When it comes to high-stakes litigation, it is not uncommon for the defence to take aggressive, calculatedly tactical, and highly adversarial positions in an effort to stave off the plaintiff’s attack. And there is rarely an area in which the stakes are higher than in class proceedings. The outcome of the action can have massive consequences for the defendant, either financially or in the manner in which it will be compelled to carry on business in the future. So it is not surprising that many defendants take a no-holds-barred approach to their defence of class proceedings.
Because the consequences can be so significant to the defendant, it can sometimes mean the field of battle morphs to something akin to Australian rules football. There are many cases in which a representative plaintiff has been awarded substantial costs when successful in a class action trial or on an interlocutory motion; but few decisions that touch on where the costs should lie when the action fails.

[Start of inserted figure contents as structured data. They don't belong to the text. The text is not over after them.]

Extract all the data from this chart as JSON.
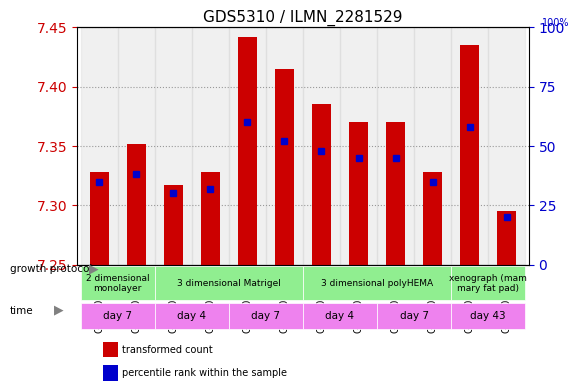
{
  "title": "GDS5310 / ILMN_2281529",
  "samples": [
    "GSM1044262",
    "GSM1044268",
    "GSM1044263",
    "GSM1044269",
    "GSM1044264",
    "GSM1044270",
    "GSM1044265",
    "GSM1044271",
    "GSM1044266",
    "GSM1044272",
    "GSM1044267",
    "GSM1044273"
  ],
  "transformed_count": [
    7.328,
    7.352,
    7.317,
    7.328,
    7.442,
    7.415,
    7.385,
    7.37,
    7.37,
    7.328,
    7.435,
    7.295
  ],
  "percentile_rank": [
    35,
    38,
    30,
    32,
    60,
    52,
    48,
    45,
    45,
    35,
    58,
    20
  ],
  "ymin": 7.25,
  "ymax": 7.45,
  "yticks": [
    7.25,
    7.3,
    7.35,
    7.4,
    7.45
  ],
  "right_yticks": [
    0,
    25,
    50,
    75,
    100
  ],
  "growth_protocol_groups": [
    {
      "label": "2 dimensional\nmonolayer",
      "start": 0,
      "end": 2,
      "color": "#90EE90"
    },
    {
      "label": "3 dimensional Matrigel",
      "start": 2,
      "end": 6,
      "color": "#90EE90"
    },
    {
      "label": "3 dimensional polyHEMA",
      "start": 6,
      "end": 10,
      "color": "#90EE90"
    },
    {
      "label": "xenograph (mam\nmary fat pad)",
      "start": 10,
      "end": 12,
      "color": "#90EE90"
    }
  ],
  "time_groups": [
    {
      "label": "day 7",
      "start": 0,
      "end": 2,
      "color": "#EE82EE"
    },
    {
      "label": "day 4",
      "start": 2,
      "end": 4,
      "color": "#EE82EE"
    },
    {
      "label": "day 7",
      "start": 4,
      "end": 6,
      "color": "#EE82EE"
    },
    {
      "label": "day 4",
      "start": 6,
      "end": 8,
      "color": "#EE82EE"
    },
    {
      "label": "day 7",
      "start": 8,
      "end": 10,
      "color": "#EE82EE"
    },
    {
      "label": "day 43",
      "start": 10,
      "end": 12,
      "color": "#EE82EE"
    }
  ],
  "bar_color": "#CC0000",
  "blue_marker_color": "#0000CC",
  "bar_width": 0.5,
  "grid_color": "#999999",
  "bg_color": "#ffffff",
  "sample_bg_color": "#d0d0d0",
  "left_tick_color": "#CC0000",
  "right_tick_color": "#0000CC",
  "legend_items": [
    {
      "label": "transformed count",
      "color": "#CC0000"
    },
    {
      "label": "percentile rank within the sample",
      "color": "#0000CC"
    }
  ]
}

Will the plaintiff be held accountable to pay the defence costs, when the defence that has been mounted against the class is akin to trench warfare with an overlay of tactical strikes? I would argue the court should look well beyond the narrow issue of who is the ultimate victor, but should also consider how the victory was achieved, and whether the defendant’s precipitating conduct was worthy of sanction through the withholding of costs — even if the defendant is ultimately not found to be liable to the class for damages.
Justice Sarah Pepall, who is now sitting at the Ontario Court of Appeal, recently addressed this last issue in her Superior Court costs ruling following the long-overdue trial in
Berry v. Pulley. Although the defendants won the trial, they received the equivalent of a five-game suspension for fighting: no costs were awarded to the victor.
Berry v. Pulley was a legacy of the early days of class actions in Ontario. It was commenced in 1997, and certified in 2001. The case wound its way through the courts, including a visit to the Supremes in Ottawa, and over a dozen written reasons for decision were released before the case finally made it to trial in 2012. The underlying fight was one of the perennial chapters in the in-fighting among Air Canada pilots arising from mergers of union lists — this one from 1995.
The defendants sought partial indemnity costs of $1.5 million as indemnity for costs actually incurred of a little over $2 million. They argued “to the victor go the spoils,” i.e. costs should follow the cause. The defendants also complained the plaintiffs’ conduct served to lengthen the proceeding. Particularly, the defendants argued the plaintiffs knew about some significant weaknesses in their case from about 2003-04, yet they proceeded to trial and lost on the very issues the defendants had argued were losers.
The trial judge correctly gave no weight to this second argument. In every case, it is the defendant’s job to identify areas of weakness in the opposite side’s case, and to press the advantages the weaknesses present. The fact the plaintiff chooses not to capitulate and exercises its right to have the court adjudicate on the issues it raises in the claim — particularly issues that have survived certification and a summary judgment motion — does not give rise to a heightened costs exposure for “unduly lengthening” the proceeding.
Pepall acknowledged that in the usual case, costs will follow the event. Class proceedings are governed by the Rules of Civil Procedure, with the additional factors set out in s. 31(1) of the Class Proceedings Act, 1992, to be applied in the assessment of costs, when appropriate. But ultimately the costs of any proceeding, including a class action, remain at the discretion of the judge.
The court is entitled to look at many factors, not just who was the victor or the defeated. One important factor the court may add to the mix is the behaviour of the defendant that precipitated the proceeding, as well as its conduct during the course of the action. In this case, the trial judge concluded the defendants’ egregious conduct was an important factor in the exercise of her discretion.
In the result, Pepall concluded “the Defendants’ conduct in their dealings with the Plaintiffs [was] shabby and high-handed.” Particularly, the defendants had taken active steps to prevent the implementation of the arbitral award that merged the union lists, and three of five subclasses of defendants were found to have engaged in unlawful conduct in that respect.
Pepall found this conduct was sufficiently offside as to warrant the defendants being deprived their costs of the action. Given this conclusion, the trial judge did not address the plaintiffs’ arguments that the “resistive tactics” engaged in by the defendants during the course of the litigation were another reason to deny them their costs of the proceeding.
The take-away lesson from this ruling is the court is not constrained by who won and who lost the proceeding in exercising its discretion regarding costs. Simply because a plaintiff is ultimately unable to establish a loss will not be the end of the inquiry.
The court is free to consider the entire factual matrix both precipitating the lawsuit, as well as what takes place in the course of the litigation. If the defendant’s conduct was illegal or offends the court’s sensibilities, the court can voice its disapprobation through the withholding of costs.
With this warning, defendants should also be cognizant of the fact a similar result may follow if, in mounting their defence to a class proceeding, they engage in high-handed and bullying tactics that tread on or cross the line beyond zealously defending their position, and instead result in unfairness in the proceeding, or otherwise tend to bring the judicial system into disrepute.